Op driehonderd kilometer van Utrecht rijd je zo de ongerepte natuur van de vulkanisch gevormde Eifel in. En vanuit het zuidelijkste puntje van Limburg is het zelfs maar een ruim uur rijden. Bij een vakantie naar Duitsland denk je al snel aan het ruige, bergachtige zuiden, de oude DDR-steden in het oosten of misschien zelfs de kust in het noorden. Maar eigenlijk is er geen reden om het heuvelachtige zuidwesten over te slaan. Want ga maar na: het gebied is populair onder de ‘grijze golf’: mensen die houden van rust, natuur en een rustig tempo. En laat dat eigenlijk nou precies de redenen zijn waarop een gemiddelde kampeerder zijn bestemming uitkiest.

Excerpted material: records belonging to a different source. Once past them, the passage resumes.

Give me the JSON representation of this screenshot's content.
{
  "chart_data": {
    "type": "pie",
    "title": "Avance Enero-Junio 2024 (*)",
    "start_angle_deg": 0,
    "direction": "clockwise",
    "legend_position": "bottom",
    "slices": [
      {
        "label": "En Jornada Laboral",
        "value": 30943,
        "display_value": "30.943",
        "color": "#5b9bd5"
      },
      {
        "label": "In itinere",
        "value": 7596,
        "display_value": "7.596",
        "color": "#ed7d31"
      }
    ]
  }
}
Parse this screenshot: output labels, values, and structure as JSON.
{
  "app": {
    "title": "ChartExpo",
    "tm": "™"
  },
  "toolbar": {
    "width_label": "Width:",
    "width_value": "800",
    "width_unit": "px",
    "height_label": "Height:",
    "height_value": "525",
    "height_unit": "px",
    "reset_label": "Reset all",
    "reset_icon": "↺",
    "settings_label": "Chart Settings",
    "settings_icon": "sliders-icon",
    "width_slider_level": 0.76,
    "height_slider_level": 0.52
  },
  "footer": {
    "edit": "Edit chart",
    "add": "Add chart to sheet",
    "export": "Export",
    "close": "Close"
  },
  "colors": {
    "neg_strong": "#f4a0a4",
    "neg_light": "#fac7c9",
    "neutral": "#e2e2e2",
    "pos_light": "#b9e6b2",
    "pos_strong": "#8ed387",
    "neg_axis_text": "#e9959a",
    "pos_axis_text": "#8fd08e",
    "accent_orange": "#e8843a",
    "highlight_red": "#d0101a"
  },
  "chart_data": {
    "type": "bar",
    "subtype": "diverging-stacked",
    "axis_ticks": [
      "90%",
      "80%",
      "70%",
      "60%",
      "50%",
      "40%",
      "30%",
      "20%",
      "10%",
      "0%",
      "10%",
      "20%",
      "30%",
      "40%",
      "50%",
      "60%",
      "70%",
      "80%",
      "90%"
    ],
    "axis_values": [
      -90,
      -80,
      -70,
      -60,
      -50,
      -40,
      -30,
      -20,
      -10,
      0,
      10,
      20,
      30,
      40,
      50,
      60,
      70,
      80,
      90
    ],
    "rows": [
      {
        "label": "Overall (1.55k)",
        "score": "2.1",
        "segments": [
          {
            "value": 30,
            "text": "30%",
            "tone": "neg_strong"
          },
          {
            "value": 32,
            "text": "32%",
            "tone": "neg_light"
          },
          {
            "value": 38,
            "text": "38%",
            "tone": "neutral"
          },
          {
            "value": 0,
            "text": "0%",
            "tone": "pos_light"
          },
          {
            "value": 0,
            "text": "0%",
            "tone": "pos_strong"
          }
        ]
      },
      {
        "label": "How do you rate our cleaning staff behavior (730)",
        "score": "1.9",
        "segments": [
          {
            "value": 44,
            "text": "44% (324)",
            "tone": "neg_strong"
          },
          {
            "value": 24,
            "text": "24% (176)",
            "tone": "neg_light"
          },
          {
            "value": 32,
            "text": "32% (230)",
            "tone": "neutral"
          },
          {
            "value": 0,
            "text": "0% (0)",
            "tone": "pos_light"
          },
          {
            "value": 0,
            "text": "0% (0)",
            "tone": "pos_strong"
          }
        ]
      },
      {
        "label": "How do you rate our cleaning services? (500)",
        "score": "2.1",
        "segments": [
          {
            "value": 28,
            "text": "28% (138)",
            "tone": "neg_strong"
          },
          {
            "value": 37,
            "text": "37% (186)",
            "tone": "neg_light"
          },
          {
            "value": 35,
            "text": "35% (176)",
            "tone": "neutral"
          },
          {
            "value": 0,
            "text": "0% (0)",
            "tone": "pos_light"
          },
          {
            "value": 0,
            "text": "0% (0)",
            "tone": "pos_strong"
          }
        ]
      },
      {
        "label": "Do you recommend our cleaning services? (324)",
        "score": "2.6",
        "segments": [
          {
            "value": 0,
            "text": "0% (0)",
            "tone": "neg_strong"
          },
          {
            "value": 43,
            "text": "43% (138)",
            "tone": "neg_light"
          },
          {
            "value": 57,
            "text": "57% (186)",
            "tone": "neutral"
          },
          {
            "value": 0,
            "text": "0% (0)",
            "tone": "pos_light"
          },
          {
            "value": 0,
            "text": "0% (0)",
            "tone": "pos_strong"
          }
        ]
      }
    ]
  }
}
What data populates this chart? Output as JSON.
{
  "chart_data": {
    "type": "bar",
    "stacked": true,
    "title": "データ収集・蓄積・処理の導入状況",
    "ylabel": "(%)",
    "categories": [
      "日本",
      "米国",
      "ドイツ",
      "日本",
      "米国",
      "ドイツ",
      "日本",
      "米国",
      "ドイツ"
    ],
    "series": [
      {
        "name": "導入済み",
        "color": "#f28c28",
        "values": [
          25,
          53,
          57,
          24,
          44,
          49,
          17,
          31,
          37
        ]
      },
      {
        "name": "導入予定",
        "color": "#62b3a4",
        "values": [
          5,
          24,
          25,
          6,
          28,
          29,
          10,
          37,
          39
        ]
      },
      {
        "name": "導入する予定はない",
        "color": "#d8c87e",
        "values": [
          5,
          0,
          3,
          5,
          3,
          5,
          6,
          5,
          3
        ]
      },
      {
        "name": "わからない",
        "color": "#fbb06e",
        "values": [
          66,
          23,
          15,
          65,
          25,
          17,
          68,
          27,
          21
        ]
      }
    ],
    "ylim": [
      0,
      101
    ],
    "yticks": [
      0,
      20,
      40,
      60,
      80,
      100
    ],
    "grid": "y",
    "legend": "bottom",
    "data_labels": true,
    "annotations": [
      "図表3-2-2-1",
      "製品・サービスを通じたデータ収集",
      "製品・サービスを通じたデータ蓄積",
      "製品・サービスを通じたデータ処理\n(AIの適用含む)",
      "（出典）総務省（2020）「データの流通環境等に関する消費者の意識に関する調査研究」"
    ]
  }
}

De camping Massingsmühle - onder de rook van het piepkleine dorpje Etgert - heeft geen eigen website. Op basis van een telefoongesprek met de eigenaar en een handjevol recensies uit 2014 hebben we deze camping uitgezocht en op goed geluk zijn we gewoon maar de grens overgestoken. In de auto zitten mijn drie beste vrienden (twee schoolvrienden en Pizza de hond) en achter ons aan trekken we een caravan uit de jaren 80. De route brengt ons langs saaie, vlakke, Nederlandse snelwegen al gauw in Maastricht. De snelste route loopt blijkbaar via België en al snel begint het te hellen. Ik heb op vakanties het motto ‘als het niet steiler is dan tien procent, is het geen vakantie’ en zodra Limburg steeds kleiner wordt in de achteruitkijkspiegel wordt het steeds meer vakantie.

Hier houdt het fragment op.